Now that my oldest daughter is basically just a visiting face between school, work, and time with her dad, what do our days look like with a 5, 3, and 1.5 year old at home?
Our Homeschool Kindergarten Routine
As soon as the kids get up, we are making breakfast. As much as I want to get up and stay up before they do, that just doesn’t happen. Maybe someday I’ll grow up and be able to get out of bed before it’s absolutely necessary. Aamina (5 years old) can make some simple breakfasts herself, like yogurt with honey and granola, or reheating oatmeal that Dad might have made earlier, so this task is starting to move off my hands, but generally the littles require me to be up and cooking breakfast.
Over the summer we have started building the habit of putting away clean dishes after breakfast and cleaning up the table as soon as we are done. I’m working on making sure this gets engrained as a habit with the kids so it becomes natural and needs less prompting on my part. As this chore becomes easier, I’ve been adding in other small chores in the morning, like wiping down bathroom counters, or picking up a room in the house.
Chores right away in the morning sounds great, but I imagine this could eat up days when the kids aren’t motivated. We’ll see where this ends up. I’m sure it’ll move 100 times before the kids are adults.

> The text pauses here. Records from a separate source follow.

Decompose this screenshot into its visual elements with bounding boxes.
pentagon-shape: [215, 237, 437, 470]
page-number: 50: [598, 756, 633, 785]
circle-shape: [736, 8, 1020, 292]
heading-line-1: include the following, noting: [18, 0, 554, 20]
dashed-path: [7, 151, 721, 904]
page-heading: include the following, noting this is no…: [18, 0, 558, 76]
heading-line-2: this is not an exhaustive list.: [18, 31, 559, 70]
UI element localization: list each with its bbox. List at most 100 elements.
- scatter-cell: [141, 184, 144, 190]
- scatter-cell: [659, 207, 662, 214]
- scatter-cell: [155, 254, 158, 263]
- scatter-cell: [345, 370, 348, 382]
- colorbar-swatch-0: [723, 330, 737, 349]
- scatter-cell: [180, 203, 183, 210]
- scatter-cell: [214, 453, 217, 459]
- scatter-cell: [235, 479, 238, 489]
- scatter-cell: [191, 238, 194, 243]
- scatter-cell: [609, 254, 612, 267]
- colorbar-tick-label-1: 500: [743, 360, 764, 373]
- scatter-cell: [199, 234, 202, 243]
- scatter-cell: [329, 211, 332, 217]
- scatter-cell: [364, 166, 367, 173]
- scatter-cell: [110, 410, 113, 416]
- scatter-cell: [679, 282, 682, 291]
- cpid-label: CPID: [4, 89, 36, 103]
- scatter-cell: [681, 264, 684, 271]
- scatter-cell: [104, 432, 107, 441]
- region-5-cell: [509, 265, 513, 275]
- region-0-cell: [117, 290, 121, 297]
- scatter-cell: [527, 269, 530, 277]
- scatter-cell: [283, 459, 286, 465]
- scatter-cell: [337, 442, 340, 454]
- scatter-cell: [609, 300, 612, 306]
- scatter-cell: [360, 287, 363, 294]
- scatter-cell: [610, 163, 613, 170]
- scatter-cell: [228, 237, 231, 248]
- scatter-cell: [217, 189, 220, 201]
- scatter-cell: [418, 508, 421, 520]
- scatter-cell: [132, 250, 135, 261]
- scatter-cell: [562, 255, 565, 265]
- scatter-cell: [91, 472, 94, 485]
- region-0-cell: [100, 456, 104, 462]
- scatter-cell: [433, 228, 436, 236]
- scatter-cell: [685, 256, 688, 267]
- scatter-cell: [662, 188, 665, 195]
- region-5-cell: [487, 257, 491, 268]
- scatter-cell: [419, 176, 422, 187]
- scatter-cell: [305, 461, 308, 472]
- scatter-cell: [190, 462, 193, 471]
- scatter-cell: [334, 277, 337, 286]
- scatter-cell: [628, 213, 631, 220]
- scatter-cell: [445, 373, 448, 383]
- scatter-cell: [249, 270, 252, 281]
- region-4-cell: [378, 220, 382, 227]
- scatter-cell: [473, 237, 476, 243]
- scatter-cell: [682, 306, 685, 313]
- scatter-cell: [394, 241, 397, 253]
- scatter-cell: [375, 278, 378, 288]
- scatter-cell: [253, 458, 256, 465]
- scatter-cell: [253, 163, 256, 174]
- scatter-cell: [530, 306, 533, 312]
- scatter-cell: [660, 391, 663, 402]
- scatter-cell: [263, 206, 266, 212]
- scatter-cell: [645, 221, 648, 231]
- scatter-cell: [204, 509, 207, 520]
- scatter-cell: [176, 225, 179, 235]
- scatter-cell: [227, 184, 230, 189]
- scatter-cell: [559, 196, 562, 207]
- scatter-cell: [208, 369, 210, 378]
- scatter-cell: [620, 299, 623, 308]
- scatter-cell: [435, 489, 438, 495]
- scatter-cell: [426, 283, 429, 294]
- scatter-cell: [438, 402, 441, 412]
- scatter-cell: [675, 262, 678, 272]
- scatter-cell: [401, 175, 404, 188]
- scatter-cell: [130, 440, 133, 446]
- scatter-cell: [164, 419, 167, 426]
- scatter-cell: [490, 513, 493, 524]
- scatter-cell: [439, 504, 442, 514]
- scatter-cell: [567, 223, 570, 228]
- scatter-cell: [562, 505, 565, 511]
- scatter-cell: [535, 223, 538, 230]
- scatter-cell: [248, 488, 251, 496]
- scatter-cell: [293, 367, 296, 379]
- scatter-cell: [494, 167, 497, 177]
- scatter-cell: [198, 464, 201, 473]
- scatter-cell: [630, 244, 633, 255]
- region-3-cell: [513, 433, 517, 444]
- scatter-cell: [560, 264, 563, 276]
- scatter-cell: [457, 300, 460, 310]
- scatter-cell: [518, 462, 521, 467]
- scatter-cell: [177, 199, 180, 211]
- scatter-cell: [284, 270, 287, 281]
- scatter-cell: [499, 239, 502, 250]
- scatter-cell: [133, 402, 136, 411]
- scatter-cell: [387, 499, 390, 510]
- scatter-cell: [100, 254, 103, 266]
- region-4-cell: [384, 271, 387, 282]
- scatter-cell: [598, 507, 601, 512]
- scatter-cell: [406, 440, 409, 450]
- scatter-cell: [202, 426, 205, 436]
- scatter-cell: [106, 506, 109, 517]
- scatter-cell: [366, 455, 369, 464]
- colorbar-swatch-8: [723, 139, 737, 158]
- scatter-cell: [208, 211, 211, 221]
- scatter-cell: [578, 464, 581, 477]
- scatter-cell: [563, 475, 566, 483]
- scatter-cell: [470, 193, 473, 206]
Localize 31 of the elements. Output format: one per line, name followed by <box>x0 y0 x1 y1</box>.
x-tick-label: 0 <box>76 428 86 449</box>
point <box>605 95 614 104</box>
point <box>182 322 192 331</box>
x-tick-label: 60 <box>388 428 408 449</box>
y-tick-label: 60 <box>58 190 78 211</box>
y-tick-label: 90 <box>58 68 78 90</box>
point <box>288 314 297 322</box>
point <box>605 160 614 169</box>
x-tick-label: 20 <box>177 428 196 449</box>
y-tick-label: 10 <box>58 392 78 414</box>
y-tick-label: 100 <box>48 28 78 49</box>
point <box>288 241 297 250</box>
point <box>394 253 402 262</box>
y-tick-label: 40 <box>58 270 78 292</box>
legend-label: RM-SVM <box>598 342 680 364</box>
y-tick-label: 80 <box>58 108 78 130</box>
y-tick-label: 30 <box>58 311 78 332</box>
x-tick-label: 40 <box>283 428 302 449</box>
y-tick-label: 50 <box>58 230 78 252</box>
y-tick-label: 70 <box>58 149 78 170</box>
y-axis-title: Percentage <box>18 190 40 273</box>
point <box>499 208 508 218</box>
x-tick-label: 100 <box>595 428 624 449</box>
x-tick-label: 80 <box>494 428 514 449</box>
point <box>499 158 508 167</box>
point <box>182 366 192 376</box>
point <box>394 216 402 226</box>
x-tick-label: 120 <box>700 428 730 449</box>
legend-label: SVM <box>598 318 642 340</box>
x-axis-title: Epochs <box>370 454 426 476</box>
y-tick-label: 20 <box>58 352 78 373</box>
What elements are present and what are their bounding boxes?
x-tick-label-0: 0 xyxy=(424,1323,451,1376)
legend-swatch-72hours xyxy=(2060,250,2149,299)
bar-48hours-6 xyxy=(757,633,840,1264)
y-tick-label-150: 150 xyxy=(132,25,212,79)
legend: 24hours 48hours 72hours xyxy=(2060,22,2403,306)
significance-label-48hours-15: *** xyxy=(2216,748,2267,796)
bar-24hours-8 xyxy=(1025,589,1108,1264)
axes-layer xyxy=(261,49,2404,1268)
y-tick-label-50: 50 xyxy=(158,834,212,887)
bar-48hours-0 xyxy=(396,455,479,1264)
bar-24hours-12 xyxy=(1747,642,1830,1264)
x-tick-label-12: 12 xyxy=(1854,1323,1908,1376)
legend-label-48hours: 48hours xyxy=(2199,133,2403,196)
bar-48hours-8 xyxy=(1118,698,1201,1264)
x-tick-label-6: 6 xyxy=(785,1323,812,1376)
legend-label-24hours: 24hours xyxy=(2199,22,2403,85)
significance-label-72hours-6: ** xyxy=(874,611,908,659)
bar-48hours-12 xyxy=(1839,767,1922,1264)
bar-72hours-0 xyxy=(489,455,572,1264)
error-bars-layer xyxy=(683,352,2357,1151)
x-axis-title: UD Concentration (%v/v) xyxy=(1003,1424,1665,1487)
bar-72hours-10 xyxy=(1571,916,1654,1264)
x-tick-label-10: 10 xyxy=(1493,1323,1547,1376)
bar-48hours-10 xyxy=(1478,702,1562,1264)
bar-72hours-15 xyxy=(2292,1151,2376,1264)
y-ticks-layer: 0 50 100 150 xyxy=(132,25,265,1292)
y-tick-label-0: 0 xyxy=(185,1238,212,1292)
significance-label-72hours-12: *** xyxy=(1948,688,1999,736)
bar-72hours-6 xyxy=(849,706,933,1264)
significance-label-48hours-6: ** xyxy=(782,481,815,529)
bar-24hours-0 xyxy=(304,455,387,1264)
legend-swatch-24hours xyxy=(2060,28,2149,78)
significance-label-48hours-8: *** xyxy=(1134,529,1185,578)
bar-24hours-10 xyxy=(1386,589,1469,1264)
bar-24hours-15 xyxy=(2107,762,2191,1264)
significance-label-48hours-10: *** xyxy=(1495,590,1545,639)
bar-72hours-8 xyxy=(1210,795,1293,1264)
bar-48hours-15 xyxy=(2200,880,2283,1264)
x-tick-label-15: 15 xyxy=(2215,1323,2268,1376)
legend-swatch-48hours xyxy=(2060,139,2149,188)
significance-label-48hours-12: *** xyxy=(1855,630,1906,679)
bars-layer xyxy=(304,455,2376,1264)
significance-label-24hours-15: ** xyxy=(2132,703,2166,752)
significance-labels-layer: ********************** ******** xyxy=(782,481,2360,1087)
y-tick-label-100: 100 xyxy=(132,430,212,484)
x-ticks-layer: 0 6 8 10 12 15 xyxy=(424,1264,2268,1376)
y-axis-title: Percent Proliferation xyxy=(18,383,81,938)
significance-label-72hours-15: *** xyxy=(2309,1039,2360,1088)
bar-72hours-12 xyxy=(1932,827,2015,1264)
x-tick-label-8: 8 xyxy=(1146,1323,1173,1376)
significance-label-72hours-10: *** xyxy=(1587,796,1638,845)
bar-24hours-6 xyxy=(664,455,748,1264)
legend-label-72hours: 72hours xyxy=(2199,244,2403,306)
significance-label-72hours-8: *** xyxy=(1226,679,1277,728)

One thing that motivates the kids to finish their chores in a timely manner is we can dig into our morning basket as soon as they’re done. The morning basket is fairly new to our routine, but has been a big hit so far. Here’s what you can find in our morning basket lately:
- One book of each child’s choosing that I will read aloud
- One book of my choosing, normally an educational book
- Our Arabic flashcards, currently covering colors and numbers
- The du’a we are currently working on memorizing
- Easy reader books that I offer for Aamina to read aloud, and if she declines, I will read it aloud instead
In total, our morning basket usually takes about 15 minutes, which is about all I can hope for in terms of attention span with Amatullah and Salihah (3.5 and 1.5 years).
Open morning time
If we have errands to run, I like to get them done in the morning, otherwise it’s too hard to squeeze them in after naptime and before dinner. If we don’t have any errands, or activities that we are heading out to, this is time for me to get some cleaning done and the kids to have some free play. Some activities I try to cycle through in our morning time are:
- Local play groups
- Library visits
- Visiting parks on our own
- Nature center classes
- Museum visits
I really try to have lunch at home because packing up food for four people is just an added chore, so most days I try to only have an out-of-home activity either in the morning or the afternoon, but not both. As the kids get older and packing lunches can be delegated a bit more, I hope to allow for more full day outings.
Open afternoon time
A couple days a week we go out after lunch for meet ups with other homeschoolers, but generally we stay home and let Salihah take a nap. While Salihah is napping, we break out any books for more formal school work like math, handwriting, art projects or phonics. We have not yet formed a routine in how we choose which subjects we do. For now I’ve just been letting the kids choose what they want to work on and we’ll assess the how effective that is as time goes on.
Afternoon wrap up
Around 3pm I hit a lull every day and usually find ways for us to each have some alone time. Aamina and Amatullah might take turns playing Reading Eggs, or have free play time, sometimes I’ll insist they spend some time in separate rooms so they can have a break from each other. Dinner prep usually starts around this time, which means all school efforts end. I learned in our first year of homeschooling that I just don’t have it in me to continue with school stuff after dinner. Even as I consider a more unschooling model, the most I can do after dinner time is a read aloud.
Kindergarten is intentionally very casual, and the aim right now is to build routines that will be the foundation for future success in our homeschool, in sha Allah.